In a change from the 1990s, growth among minority groups is outpacing whites in three big suburban counties

Last update: August 6, 2008 - 11:29 PM

Arriving in the Twin Cities 20 years ago, Vietnamese immigrant Tracy Tran remembers standing out as the rare Asian at Apple Valley High School.

These days, the clientele at Tran's new Japanese steakhouse and sushi bar in downtown Apple Valley can be almost entirely Asian, and the employees include Asians and Latinos.

"People are so used to the idea that 'Apple Valley is where all the white people are,'" she said. "But Apple Valley is actually very diverse. You see more different types of skin in every neighborhood now."

New census numbers emerging today suggest that all of the three big suburban counties in the Twin Cities area have undergone a decisive shift in this decade, compared with the 1990s. People of color now account for more of their population growth than whites.

Even experienced demographic analysts blinked when they saw the new numbers for Dakota, Anoka and Washington counties.

But they stressed that the reasons behind the numbers are subtle.

Plenty of white people are still settling in fast-growing suburbs such as Woodbury, Lakeville and Blaine. Dakota County is almost 90 percent white. But that type of growth is slowing. In older suburbs, meanwhile, an aging white population is passing from the scene. And across these counties, vast numbers of white households are emptying out, as baby boomer parents see their grown kids off to colleges and apartments.

Meanwhile, a single immigrant decision to move into a city like Eagan can bring multiple generations.

"My neighborhood in Eagan looks a lot different than it did when we arrived in 1991," said Jane Vanderpoel, an analyst for Dakota County. "Two doors down there's an Asian household with two elderly women who take care of several kids while Mom and Dad work. Down the street there's a Somali family with teens, Mom, Dad -- and what looks like grandparents."
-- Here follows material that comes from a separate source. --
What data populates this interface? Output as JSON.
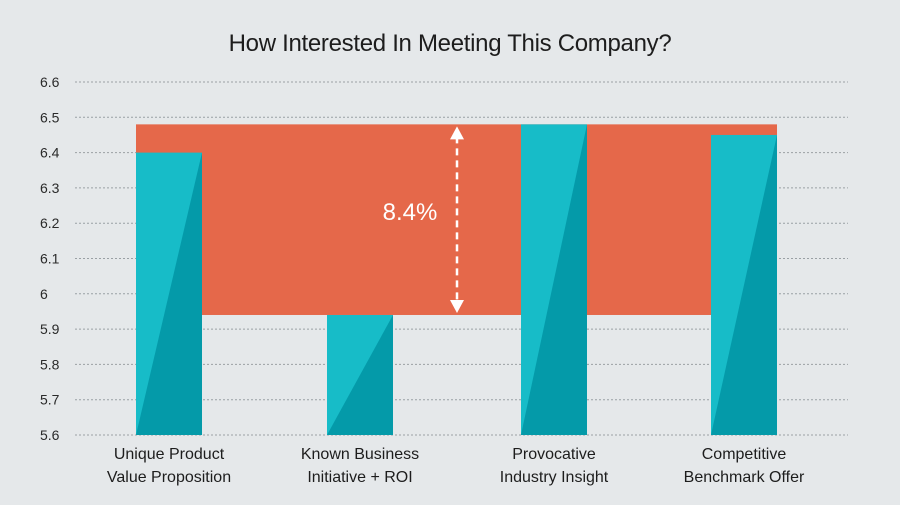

Although influenced locally by the particular blend of a large number of Southeast Asians and African refugees, the trend is national, said Hazel Reinhardt, an Edina-based demographer.
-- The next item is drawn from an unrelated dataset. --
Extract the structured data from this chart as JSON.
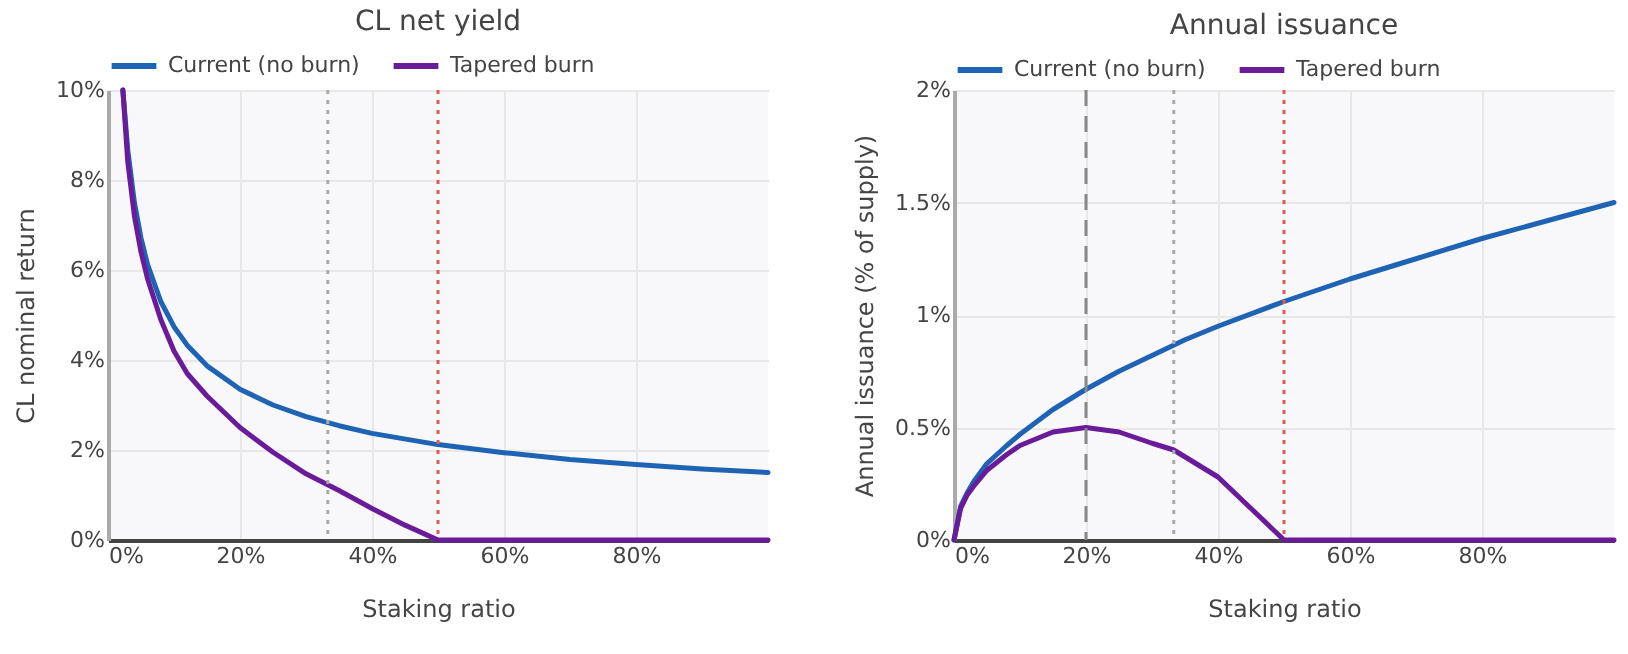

"The pattern in many large metros is that cities are becoming more white, while losing minorities to suburban areas," she said. "And that's what we're seeing here very dramatically."

The reasons for that are many, said Katherine Fennelly, a University of Minnesota immigration expert who co-wrote a chapter on the Twin Cities' experience in a new book on suburban diversity nationwide.
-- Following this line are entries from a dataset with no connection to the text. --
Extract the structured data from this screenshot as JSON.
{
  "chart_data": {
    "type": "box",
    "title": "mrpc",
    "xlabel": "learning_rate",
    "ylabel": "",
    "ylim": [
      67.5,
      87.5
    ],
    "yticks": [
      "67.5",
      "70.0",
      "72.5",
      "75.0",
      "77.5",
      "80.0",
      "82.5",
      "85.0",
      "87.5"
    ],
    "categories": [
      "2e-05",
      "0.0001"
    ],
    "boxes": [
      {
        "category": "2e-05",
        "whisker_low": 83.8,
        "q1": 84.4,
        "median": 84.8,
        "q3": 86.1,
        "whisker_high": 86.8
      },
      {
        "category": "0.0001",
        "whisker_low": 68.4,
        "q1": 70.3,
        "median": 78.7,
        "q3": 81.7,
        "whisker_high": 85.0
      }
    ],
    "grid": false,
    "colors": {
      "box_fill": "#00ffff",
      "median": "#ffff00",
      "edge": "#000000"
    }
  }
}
Perhaps most fundamentally, she said, minorities today are much likelier than whites to be at that phase of life at which the suburbs are most attractive: parents of young kids, seeking safe neighborhoods and quality schools.

"Nationally the Hispanic population in 2006 had a median age of 27, compared with 36 among the population as a whole," she said. "About a third of the Hispanic population was younger than 18, compared with a quarter of the total population."

Today's census data are just by county, and don't separate Minneapolis or St. Paul from their suburbs in Hennepin and Ramsey counties. But the same things are happening in those counties, Fennelly said.

For example, her book reports, nearly 7,000 refugees entered Minnesota between January 2005 and May 2006. Over a third were resettled in the suburbs of the Twin Cities. The largest groupings: Liberians in Brooklyn Park, Hmong in Brooklyn Center and Somalis in Eden Prairie.

In Dakota County, meanwhile, Tracy Tran's kids are living a childhood much like her own.

For the past four to five years she and her Chinese-American husband have been in Lakeville, where things for her 9-year-old son are a bit like they were for her, closer in, decades ago. "He goes to school in Farmington, which is still not the area a lot of [minorities] like to move to yet. I see the school yearbook" and there are very few Asians.